Experience help man to become strong and brave. He becomes capable to ward off fears and troubles. I too faced an incident which changed my nature and perspective of life.
We were on a vacation to the Lakshadweep Islands. We boarded the great cruise ship “ queen of waves” on tenth of July, around five in the morning. I was extremely thrilled and ecstatic since it was my first journey by a ship. The ship left the harbor and started our long journey of fifteen days from Hoogly to the islands of Lakshadweep and Minicoy. Little did we know what fate had in store for us.
For two days, all was well. We passed our time in the ship pools and restaurants. Outside the sea was blue and glittering under the sun. We were moving fast and while standing on the deck, cold salty air ripped our faces. It was beautiful with blue water all around and blue sky leaning to take a drink. On thirteenth July, from mid – afternoon , a gale arose which took the shape of a huge storm. Waves crashed upon our ship and we felt as if we have boarded the cursed ship “ Titanic”. As if on cue, there was a sudden jolt and a panic stricken cry was heard. Someone cried,’ the ship has crashed with a submerged rock and is now sinking’.
A great deal of commotion began. Ladies started crying, some started to pray. Babies were panicked and hid behind their mothers. And the men were unable to control the situation. Every one was running to and fro to save their lives. The ship had a number of life boats and choppers to carry the passengers to a safe place. I didn’t know what has happened to my family. There was confusion all around. By the time I reached the deck, I found all the life boats gone and there was no choppers. I and a few more people were destined to die on that sinking ship.
Its one thing to see a movie or read a story of a shipwreck, but its completely another thing to feel it yourself. When Titanic was released, people were awe struck by it, but only the ones who had faced such a situation could related with the people dying in that movie. I too felt somewhat like that. I just wished the safety of my family. I hoped they had boarded the choppers and left the cursed ship. Luckily I found a life jacket. I overcame my despair and took it and jumped into the warm waters.
I didn’t know how long I swam, but when my eyes opened, I found myself lying on a sandy beach with waves hitting my placid body. Tears of happiness streaked out my eyes. I thanked God for saving my life. I didn’t know what happened to the rest of the people trapped there. Probably they too were saved by some magical interference. Its better to keep positive hope than getting frustrated thinking about the harsh reality. I didn’t know where I was so I started to walk deeper within. After walking for some time, with a hungry rumbling stomach, I couldn’t find another soul. Neither I could find any animal to satiate my hunger nor any human to get solace.

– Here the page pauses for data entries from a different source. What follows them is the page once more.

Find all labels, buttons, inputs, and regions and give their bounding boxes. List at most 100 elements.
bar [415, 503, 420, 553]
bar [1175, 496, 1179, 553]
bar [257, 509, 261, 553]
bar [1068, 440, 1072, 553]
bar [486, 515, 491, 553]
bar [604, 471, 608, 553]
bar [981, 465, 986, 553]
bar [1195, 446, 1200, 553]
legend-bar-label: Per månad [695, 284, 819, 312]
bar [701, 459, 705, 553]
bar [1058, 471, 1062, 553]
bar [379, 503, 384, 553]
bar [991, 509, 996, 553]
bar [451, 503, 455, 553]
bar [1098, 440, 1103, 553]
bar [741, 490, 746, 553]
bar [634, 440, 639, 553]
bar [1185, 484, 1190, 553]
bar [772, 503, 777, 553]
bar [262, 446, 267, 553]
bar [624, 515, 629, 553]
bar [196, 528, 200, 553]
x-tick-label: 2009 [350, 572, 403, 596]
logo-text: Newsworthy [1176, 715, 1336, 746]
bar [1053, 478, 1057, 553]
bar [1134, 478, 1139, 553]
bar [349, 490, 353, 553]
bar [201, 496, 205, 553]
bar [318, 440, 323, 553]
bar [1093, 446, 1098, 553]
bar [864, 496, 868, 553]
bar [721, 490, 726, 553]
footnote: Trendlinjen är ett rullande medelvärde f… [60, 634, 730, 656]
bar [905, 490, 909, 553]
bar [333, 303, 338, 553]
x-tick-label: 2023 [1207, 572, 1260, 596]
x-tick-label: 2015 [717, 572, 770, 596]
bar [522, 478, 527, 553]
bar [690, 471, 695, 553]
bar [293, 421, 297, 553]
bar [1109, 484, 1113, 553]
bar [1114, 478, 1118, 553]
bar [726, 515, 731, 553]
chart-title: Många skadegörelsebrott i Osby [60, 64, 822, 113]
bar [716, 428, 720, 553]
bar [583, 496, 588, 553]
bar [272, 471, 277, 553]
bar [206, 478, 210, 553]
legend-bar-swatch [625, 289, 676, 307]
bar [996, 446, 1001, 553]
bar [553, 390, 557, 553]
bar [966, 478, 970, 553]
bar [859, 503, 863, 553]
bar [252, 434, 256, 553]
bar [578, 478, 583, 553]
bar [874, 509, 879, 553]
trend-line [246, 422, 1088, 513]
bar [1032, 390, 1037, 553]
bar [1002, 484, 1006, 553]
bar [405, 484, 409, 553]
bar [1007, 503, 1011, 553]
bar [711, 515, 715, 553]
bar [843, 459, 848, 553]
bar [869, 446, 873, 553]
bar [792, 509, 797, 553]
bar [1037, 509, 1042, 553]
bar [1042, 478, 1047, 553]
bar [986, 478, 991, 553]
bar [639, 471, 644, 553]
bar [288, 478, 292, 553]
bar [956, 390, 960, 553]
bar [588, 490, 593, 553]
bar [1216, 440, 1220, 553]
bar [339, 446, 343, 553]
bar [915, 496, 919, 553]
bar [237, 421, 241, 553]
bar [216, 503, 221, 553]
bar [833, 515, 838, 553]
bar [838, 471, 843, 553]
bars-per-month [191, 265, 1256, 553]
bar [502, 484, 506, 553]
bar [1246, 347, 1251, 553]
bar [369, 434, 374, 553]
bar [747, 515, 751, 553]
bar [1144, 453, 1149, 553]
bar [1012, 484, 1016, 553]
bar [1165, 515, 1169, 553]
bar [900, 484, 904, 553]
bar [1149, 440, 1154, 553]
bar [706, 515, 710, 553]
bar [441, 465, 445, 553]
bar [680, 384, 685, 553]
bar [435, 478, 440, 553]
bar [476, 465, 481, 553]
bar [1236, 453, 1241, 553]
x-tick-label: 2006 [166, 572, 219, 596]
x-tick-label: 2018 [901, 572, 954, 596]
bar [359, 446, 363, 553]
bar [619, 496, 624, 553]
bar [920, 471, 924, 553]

I felt with Robinson Crusoe myself. First it was Titanic and then it was Robinson. Why the hell were all movies and books coming alive? I tore my hair in frustration. I hadn’t eaten a morsel past two days, my brain was bursting in pain and my stomach growled in anger. I was thirsty , dirty, and hungry. I climbed a small hillock and to my tragic surprise I found it was a tiny atoll. I should have died on the sea with other people. At least I wouldn’t have to face such dire consequences of being alive. There were wild berry and a few coconut trees. I didn’t care if the berries were poisoned or not. I had some. A few coconuts were lying on the earth quenched my thirst. I cried to God and lamented on my condition. I passed two days in that horrific place. No shelter, no food except berries, and no one to talk. Depression and fear grappled me and I couldn’t even sleep at night. Darkness in that small atoll was like a demon trying to take hold. My condition was so critical that I couldn’t even close my eyes in fear. I almost lost my sanity. I realized Robinson Crusoe was fake. Nobody in their right minds would be able to stay twenty seven years in solitude. I couldn’t even stay two days.
On the third day. I gathered enough strength to collect some dry leaves and twigs. I tried my best to lit a fire in the primitive way. It long a long time. But at last , I succeeded. Maybe I had done some good karma in my life, because a passing rescue helicopter noticed the smoke. I was rescued from that hellish island.
One might say,’ what an adventure you had!’. But I myself know what I had faced there. Your soul would be tested and no matter how much brave you are, you would be bound to break. Till now whenever I think of those nights, whenever I think of those monstrous waves, and those dark trees leaning upon me as if to bid farewell to my soul ,I get Goosebumps! Serious Goosebumps!